Выбрать главу

В мире, где все призрачно и все лживо, нет ничего объективно-достоверного, истинного. Самое наше сознание противоречиво. Если все в мире, не исключая и нас самих, – ложь и противоречие, если нет единой в себе истины, то никакое объективное познание невозможно. От дуалистического пессимизма всего только один шаг к скептическому отчаянью. И вот, разочаровавшись в манихействе, Августин впадает в скептицизм новой академии. Но этот скептицизм был лишь преходящим моментом его развития и никогда не мог всецело овладеть его энергичной и страстной натурой.

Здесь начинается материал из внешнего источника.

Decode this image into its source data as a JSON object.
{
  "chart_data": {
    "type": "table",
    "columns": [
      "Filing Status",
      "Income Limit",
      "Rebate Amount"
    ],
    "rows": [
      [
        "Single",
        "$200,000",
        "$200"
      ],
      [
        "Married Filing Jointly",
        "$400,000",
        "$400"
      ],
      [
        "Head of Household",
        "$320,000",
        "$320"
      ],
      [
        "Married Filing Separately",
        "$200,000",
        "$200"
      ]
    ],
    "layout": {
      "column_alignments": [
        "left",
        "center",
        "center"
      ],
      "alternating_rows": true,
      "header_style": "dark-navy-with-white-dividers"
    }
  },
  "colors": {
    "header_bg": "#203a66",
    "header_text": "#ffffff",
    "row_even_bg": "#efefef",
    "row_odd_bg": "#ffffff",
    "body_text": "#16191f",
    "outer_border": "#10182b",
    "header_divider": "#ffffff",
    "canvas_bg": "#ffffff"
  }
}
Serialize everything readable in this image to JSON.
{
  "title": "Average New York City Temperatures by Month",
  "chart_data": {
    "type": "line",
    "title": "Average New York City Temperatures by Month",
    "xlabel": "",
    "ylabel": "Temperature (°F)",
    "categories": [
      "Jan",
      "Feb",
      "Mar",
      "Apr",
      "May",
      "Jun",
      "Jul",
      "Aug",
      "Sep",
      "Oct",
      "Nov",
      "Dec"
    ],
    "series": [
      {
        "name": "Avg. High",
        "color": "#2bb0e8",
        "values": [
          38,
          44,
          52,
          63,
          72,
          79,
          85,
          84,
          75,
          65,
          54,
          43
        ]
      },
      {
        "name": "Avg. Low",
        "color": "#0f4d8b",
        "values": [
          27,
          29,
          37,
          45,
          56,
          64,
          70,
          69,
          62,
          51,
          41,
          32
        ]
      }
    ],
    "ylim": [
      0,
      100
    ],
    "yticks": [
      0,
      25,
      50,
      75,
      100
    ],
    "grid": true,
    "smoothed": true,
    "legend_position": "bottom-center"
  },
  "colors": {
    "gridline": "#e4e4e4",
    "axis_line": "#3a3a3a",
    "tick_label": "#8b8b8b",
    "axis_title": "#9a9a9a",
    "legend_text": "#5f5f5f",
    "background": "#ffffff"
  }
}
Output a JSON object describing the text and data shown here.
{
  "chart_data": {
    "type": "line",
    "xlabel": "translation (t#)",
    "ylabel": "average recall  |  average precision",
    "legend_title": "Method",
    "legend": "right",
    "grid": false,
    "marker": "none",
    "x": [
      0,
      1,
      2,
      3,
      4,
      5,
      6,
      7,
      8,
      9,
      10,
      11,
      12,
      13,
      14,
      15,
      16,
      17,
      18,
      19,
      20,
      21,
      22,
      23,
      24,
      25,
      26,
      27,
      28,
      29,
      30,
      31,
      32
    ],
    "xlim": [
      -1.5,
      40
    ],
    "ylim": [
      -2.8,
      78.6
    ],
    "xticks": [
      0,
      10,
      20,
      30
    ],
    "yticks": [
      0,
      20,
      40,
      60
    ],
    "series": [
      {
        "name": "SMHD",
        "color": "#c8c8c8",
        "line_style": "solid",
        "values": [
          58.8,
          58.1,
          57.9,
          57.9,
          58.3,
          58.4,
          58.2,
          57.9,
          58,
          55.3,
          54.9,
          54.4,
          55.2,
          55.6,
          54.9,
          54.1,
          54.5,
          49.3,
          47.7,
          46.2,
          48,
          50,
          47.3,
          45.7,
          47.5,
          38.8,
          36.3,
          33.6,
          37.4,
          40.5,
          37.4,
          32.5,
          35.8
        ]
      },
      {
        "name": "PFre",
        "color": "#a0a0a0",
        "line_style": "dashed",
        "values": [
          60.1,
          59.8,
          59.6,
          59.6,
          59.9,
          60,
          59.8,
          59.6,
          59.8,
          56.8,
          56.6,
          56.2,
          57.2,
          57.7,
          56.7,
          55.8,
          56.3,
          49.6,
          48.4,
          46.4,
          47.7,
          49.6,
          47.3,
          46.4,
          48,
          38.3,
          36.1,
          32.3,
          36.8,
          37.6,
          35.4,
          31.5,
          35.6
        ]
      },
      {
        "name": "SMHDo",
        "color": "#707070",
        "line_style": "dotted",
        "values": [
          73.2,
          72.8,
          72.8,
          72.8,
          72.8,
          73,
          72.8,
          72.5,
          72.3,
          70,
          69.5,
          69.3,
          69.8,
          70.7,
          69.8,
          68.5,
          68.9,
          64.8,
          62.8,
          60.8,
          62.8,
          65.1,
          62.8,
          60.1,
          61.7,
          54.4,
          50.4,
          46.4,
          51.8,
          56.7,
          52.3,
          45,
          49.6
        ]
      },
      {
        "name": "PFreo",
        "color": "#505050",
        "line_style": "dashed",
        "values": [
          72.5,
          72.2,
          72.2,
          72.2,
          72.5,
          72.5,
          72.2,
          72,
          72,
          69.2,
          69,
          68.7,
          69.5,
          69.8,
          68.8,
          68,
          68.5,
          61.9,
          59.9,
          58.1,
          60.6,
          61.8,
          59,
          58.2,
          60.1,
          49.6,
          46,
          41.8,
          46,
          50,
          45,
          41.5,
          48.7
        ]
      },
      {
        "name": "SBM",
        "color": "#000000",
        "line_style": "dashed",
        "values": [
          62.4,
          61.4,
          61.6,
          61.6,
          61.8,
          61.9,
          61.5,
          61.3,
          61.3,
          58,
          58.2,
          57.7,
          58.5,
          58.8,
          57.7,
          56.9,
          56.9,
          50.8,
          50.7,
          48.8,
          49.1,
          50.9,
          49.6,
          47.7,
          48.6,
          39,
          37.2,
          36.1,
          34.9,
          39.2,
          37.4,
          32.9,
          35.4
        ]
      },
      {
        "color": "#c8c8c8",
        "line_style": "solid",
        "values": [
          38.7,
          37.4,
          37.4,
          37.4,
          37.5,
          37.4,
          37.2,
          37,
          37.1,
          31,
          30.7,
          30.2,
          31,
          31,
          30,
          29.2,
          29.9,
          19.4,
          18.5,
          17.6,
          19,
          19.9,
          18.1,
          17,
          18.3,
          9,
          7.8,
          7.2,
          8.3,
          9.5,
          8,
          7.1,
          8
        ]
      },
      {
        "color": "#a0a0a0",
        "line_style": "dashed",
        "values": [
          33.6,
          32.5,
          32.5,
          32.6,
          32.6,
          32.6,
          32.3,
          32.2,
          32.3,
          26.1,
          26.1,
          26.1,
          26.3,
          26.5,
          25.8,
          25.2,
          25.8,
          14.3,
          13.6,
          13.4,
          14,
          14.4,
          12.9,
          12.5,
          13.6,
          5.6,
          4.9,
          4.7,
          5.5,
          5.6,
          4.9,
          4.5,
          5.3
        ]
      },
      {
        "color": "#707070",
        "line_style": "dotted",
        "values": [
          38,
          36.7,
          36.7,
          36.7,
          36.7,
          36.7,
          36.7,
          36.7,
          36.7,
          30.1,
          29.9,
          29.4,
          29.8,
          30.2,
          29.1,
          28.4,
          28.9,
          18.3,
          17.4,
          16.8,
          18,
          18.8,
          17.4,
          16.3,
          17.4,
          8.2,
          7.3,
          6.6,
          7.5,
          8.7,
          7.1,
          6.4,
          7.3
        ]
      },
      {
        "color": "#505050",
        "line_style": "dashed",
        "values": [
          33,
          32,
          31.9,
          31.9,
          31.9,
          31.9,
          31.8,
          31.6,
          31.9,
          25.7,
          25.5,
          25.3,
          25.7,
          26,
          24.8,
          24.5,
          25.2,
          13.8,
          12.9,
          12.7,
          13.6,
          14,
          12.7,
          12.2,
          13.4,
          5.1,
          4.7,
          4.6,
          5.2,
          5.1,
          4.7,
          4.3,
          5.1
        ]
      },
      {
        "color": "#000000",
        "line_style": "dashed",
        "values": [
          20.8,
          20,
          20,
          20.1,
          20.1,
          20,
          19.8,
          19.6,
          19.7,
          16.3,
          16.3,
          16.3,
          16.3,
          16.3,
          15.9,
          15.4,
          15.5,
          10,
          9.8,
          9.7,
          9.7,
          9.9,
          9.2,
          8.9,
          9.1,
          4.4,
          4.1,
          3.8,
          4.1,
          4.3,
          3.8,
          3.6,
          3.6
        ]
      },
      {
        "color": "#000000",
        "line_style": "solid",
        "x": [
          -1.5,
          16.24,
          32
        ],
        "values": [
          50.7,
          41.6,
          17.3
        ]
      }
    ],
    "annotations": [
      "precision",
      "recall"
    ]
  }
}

To было лишь временное и притом непродолжительное состояние колебаний и нерешительности. «Мне показалось, – пишет Августин, – что те философы, которых называют академиками, были осторожнее других, утверждая, что нужно сомневаться во всем, что человек не может познать чего-либо истинного». «Итак, подобно академикам (как их называют), сомневаясь во всем и пребывая относительно всего в колебании, я решился оставить манихеев, думая, что мне не следует оставаться в этой секте, которой я уже предпочитал некоторых философов». Очевидно, что мы имеем здесь дело не с абсолютным скептицизмом, ни вообще с каким бы то ни было определенным установившимся миросозерцанием, а только с признанием относительной правоты скептических философов. Они правы в том, что противополагают произвольным догматическим настроениям сомнение в силах и способностях человеческого разума. Они правее других, поскольку они смиреннее других. Но если человек не в состоянии познать истины своими собственными силами, то из этого не следует, чтобы самой истины не существовало. Если человек, предоставленный самому себе, не в силах овладеть истиной, то истина может прийти навстречу его усилиям и открыться ему сама. Недоступная рациональному познанию, она может быть предметом откровения. В таком случае сам скептицизм обращается в акт смирения, в пассивное подчинение человеческого разума действию свыше. Скептицизм Августина, действительно, был для него лишь переходной ступенью к мистическому миросозерцанию неоплатонических философов.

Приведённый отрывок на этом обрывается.